Incumbent school board member Keith Hardy initially said he wouldn’t run without DFL endorsement. He didn’t get the endorsement, but eventually decided to run again anyway, saying that SPPS teachers and employees, parents and community members who urged him to stay on the board. From his June 28 press release:
“Because of the policy changes and district initiatives during my service on the board, SPPS graduation rates are increasing across all student groups while academic achievement is increasing for more students in the past four years,” Hardy noted. “However, too many of our black and brown male students continue to feel pushed out of school or feel that school is irrelevant in their lives. As an African American man, I feel responsible for changing that. Currently, I am the only board member or candidate who is like them,” Hardy said
Caucus for Change has extensive candidate questionnaires posted on their website.
Scott Raskiewicz has a unique approach to his campaign for school board: he doesn’t believe in online communication. His bare bones Facebook page announces:
“I find email, texting, etc. dehumanizing. (If elected I realize I’ll have to spend time engaged in the unhealthy process of staring at a computer screen reading emails and I am reluctantly prepared to do so.) And I’m not much of a phone person. Thus, I ask that all initial contacts be made via the democratic means of the United States Post Office.”
As for the rest of his platform …
“For seventeen years, in addition to my work as a writer, philosopher, and tennis teaching professional, I was a part-time substitute teacher in the St.

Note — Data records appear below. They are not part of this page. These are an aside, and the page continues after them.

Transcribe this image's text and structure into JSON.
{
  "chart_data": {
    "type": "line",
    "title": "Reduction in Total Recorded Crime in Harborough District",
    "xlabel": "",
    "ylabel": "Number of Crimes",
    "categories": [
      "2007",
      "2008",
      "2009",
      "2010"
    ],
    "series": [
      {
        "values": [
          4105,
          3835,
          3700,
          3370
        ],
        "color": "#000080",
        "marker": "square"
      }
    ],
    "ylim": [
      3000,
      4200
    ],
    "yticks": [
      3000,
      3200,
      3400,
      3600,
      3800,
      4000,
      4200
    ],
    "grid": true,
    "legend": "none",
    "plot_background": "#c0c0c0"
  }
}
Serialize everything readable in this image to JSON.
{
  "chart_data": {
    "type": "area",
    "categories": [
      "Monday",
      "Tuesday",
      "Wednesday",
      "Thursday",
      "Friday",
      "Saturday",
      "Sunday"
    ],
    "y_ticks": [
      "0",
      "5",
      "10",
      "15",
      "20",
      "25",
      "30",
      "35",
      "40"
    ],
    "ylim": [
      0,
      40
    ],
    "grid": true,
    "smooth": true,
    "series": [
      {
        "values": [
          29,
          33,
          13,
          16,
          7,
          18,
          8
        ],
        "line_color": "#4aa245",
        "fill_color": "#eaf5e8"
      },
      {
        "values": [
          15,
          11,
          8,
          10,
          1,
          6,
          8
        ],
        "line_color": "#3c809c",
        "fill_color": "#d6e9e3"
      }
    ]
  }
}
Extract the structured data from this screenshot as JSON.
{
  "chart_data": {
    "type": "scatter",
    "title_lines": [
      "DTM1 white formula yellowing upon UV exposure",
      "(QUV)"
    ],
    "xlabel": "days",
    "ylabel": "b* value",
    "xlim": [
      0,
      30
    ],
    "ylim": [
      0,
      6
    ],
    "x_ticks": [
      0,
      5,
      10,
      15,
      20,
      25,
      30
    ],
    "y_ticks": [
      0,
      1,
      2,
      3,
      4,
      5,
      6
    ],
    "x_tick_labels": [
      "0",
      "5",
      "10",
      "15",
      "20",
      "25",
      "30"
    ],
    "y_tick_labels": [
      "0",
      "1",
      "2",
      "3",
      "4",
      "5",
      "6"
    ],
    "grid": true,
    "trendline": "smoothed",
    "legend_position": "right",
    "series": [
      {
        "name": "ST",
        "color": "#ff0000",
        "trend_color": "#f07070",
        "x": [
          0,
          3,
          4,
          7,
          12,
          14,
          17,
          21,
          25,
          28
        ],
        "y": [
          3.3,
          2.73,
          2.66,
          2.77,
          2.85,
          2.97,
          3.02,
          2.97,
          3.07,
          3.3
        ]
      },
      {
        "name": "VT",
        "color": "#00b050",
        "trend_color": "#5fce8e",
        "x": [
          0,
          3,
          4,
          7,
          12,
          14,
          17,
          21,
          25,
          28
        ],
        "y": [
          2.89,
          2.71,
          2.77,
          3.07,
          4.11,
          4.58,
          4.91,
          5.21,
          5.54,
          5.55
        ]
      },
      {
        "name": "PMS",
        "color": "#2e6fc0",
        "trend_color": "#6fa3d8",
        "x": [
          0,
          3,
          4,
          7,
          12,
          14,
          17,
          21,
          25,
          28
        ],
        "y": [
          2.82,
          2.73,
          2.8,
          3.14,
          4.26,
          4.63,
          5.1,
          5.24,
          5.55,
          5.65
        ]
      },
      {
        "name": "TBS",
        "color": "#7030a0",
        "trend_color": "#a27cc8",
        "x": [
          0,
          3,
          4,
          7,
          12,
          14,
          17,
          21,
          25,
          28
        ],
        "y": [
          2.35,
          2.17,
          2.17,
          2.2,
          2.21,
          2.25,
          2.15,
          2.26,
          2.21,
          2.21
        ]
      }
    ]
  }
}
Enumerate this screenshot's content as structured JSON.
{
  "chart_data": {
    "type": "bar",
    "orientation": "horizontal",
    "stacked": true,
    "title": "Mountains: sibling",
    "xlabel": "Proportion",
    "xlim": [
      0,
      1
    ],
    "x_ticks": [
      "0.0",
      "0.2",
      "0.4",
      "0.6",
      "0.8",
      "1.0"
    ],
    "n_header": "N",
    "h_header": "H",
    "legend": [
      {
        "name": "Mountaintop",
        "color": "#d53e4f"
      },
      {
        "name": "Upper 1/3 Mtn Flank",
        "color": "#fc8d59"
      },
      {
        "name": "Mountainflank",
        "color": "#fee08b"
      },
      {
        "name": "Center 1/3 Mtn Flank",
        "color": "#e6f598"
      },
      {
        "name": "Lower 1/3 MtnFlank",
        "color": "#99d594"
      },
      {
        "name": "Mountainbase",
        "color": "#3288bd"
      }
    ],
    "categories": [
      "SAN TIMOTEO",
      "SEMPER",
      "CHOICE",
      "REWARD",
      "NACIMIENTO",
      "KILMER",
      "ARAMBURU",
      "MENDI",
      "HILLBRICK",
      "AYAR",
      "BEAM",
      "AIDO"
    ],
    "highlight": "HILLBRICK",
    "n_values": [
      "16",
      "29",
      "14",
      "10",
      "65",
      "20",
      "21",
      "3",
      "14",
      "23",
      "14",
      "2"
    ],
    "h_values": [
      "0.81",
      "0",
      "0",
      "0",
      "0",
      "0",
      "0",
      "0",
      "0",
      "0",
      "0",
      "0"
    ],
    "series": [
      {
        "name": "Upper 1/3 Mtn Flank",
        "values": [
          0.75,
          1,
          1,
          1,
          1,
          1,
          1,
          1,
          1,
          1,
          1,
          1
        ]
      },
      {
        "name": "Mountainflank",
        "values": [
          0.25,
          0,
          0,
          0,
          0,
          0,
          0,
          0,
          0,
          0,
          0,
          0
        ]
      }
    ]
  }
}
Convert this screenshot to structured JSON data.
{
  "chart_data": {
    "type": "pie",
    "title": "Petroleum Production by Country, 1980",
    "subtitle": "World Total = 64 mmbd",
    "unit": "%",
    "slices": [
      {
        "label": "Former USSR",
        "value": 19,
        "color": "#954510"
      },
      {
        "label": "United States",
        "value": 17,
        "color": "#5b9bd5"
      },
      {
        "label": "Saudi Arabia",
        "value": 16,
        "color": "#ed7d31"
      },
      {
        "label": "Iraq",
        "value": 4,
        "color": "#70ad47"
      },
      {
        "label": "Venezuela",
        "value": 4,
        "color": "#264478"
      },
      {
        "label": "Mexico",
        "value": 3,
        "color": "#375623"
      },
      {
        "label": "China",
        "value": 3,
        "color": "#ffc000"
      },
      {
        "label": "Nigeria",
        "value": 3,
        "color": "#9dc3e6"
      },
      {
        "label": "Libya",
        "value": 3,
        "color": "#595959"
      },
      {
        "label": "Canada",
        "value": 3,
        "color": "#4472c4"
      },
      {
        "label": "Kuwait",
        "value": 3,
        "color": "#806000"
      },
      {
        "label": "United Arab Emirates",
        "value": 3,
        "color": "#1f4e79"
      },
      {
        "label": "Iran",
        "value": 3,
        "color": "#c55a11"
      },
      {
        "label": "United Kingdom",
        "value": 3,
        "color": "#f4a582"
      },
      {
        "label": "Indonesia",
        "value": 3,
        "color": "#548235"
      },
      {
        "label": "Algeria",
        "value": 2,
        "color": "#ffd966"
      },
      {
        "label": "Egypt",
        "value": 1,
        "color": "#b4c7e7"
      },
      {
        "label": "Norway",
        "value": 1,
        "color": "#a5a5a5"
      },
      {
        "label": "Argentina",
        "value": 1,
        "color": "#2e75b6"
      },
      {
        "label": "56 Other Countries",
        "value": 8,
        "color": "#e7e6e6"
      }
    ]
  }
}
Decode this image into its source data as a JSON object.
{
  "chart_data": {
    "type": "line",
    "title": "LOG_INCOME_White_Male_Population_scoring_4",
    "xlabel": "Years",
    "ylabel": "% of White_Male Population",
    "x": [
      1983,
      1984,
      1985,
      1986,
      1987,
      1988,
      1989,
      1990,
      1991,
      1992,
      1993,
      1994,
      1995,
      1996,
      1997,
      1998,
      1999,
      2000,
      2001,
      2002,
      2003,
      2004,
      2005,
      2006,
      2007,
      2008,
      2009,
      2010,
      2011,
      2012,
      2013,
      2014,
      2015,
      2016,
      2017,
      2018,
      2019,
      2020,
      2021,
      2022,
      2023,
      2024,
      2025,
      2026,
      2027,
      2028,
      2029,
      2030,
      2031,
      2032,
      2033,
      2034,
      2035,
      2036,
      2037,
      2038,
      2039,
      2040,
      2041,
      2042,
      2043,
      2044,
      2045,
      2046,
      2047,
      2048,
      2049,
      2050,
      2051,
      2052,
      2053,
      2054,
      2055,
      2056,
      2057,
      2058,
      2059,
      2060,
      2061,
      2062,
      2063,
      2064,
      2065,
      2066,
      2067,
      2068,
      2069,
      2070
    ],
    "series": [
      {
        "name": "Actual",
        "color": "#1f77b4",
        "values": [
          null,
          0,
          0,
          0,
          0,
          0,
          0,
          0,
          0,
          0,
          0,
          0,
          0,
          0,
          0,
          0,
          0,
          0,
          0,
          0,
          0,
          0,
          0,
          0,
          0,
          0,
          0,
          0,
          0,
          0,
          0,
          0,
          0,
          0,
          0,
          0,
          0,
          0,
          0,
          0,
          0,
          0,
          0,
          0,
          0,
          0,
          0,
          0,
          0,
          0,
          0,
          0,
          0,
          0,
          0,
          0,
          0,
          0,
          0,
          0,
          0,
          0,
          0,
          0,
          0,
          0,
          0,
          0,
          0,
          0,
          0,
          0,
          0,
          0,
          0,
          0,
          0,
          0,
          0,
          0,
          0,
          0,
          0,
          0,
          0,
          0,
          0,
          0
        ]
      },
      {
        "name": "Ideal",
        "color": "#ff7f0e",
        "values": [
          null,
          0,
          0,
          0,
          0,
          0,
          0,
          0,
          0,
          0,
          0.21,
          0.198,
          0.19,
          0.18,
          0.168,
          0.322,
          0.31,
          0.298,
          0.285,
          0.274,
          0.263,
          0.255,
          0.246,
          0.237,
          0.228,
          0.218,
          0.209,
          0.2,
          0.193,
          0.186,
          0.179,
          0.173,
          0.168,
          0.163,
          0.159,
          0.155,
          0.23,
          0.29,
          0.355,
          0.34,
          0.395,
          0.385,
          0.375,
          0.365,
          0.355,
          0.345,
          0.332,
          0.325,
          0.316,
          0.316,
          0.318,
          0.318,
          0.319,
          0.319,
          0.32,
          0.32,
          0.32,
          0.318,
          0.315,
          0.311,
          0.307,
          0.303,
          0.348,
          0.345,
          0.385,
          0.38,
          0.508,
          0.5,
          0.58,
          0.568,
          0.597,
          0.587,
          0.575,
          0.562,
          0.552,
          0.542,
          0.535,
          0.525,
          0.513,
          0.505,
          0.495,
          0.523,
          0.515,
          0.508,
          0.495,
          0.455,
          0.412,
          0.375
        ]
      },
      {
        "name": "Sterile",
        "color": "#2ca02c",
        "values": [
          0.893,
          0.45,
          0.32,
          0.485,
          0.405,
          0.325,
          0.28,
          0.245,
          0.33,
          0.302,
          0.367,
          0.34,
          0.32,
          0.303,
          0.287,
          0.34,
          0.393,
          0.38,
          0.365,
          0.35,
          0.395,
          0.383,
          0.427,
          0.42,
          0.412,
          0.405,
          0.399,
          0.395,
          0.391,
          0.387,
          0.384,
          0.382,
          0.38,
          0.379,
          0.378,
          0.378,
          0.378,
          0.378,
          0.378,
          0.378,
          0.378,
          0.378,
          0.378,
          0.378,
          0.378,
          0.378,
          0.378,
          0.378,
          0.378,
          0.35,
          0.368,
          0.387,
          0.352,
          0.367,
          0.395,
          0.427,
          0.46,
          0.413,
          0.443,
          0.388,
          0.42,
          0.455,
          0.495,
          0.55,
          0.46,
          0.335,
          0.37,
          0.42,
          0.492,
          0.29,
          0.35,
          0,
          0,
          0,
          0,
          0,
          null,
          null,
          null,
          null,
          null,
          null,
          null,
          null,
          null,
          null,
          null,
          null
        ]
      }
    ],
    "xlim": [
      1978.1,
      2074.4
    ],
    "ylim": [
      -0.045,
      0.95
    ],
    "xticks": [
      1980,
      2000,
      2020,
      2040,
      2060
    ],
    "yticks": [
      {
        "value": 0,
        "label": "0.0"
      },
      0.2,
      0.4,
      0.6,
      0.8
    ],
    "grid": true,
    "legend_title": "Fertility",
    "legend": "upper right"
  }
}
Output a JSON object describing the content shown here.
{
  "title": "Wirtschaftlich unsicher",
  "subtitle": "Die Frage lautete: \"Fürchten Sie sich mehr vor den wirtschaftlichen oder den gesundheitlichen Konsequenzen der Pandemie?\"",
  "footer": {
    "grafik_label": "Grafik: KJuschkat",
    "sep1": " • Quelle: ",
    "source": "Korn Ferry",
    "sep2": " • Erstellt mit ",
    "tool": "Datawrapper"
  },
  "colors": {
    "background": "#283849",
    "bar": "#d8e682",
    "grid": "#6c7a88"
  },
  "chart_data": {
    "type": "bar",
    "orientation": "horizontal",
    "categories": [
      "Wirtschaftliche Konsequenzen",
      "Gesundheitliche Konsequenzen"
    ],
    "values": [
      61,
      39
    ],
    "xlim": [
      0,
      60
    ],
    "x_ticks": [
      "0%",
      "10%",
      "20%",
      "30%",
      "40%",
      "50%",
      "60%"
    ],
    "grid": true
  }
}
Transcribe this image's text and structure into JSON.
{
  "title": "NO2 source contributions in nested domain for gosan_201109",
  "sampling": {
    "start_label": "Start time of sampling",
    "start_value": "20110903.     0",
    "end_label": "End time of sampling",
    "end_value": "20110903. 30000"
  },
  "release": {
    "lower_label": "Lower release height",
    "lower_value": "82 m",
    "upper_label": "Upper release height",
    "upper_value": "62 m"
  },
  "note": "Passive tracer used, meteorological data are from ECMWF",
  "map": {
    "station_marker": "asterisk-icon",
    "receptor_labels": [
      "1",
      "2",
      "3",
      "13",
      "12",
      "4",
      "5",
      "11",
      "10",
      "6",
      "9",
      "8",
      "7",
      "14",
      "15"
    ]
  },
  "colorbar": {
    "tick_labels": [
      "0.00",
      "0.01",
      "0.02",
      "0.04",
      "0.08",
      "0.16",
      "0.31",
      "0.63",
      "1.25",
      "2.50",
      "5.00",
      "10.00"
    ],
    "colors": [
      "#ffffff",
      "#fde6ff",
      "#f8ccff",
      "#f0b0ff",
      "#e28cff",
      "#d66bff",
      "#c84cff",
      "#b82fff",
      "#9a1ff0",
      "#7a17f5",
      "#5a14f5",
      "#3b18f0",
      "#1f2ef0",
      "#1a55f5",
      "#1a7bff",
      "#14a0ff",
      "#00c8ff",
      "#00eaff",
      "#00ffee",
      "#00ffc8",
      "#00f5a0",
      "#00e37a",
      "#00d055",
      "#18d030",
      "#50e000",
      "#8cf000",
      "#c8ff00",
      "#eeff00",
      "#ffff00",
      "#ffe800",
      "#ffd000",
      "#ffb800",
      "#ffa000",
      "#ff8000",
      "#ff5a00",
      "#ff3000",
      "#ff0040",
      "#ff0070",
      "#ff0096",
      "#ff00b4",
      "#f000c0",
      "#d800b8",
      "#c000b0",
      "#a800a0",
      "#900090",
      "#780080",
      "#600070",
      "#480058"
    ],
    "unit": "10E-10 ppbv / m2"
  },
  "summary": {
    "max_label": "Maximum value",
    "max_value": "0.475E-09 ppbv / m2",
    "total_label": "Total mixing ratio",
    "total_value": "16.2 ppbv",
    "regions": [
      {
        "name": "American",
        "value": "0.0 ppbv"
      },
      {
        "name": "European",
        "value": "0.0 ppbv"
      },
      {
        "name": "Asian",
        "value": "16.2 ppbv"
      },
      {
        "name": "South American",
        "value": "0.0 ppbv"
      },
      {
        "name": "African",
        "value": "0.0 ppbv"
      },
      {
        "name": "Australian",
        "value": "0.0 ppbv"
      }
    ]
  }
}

Paul Public Schools. In June of 2014, along with every other sub in the St. Paul district, I was fired so that substitute staffing could be taken over by a corporation. Part of the reason I am running for school board is to help halt the increasing privatization of public education in America.”
Aaron Benner, a long-time critic from inside SPPS, decided to run at the last minute. Formerly a St. Paul teacher, he left recently to work at the Community of Peace Academy charter school as an African American liaison and behavior coach. Benner’s criticism centers on district disciplinary policy, which he believes is too lax. He criticizes the district for failure to discipline black students, and believes the district is not suspending enough students. According to EAG News:
“It crossed my mind about a month ago,” Benner said about running for the board. “I was actually on a treadmill watching the moving The Untouchables. It’s about Elliott Ness and how he was assigned to rid Chicago during the prohibition era of Al Capone and his cronies.
“It reminded me of St. Paul Public Schools and the arrogance, how they are not only corrupt, but are going to throw it right in your face and challenge you to do something about it. I thought to myself, somebody needs to be an Elliott Ness.
Greg Copeland is that rare bird, a St. Paul Republican. He has run for school board before, garnering less than 10 percent of the vote. Not much prospect of winning this time around either.
Linda Freeman is somewhat of a mystery, with no listed campaign page. The Pioneer Press describes her as “on the ballot 20 years after failing to make it past the primary round of her first run for school board,” and says she shares some of the concerns of the Caucus for Change.
Voters will choose four of the nine candidates to serve on the school board. Long-time St. Paul school board member Anne Carroll and first-termers Mary Doran and Louise Seeba all opted not to run again. John Brodrick, Jean O’Connell and Chue Vue are serving terms that run through 2017.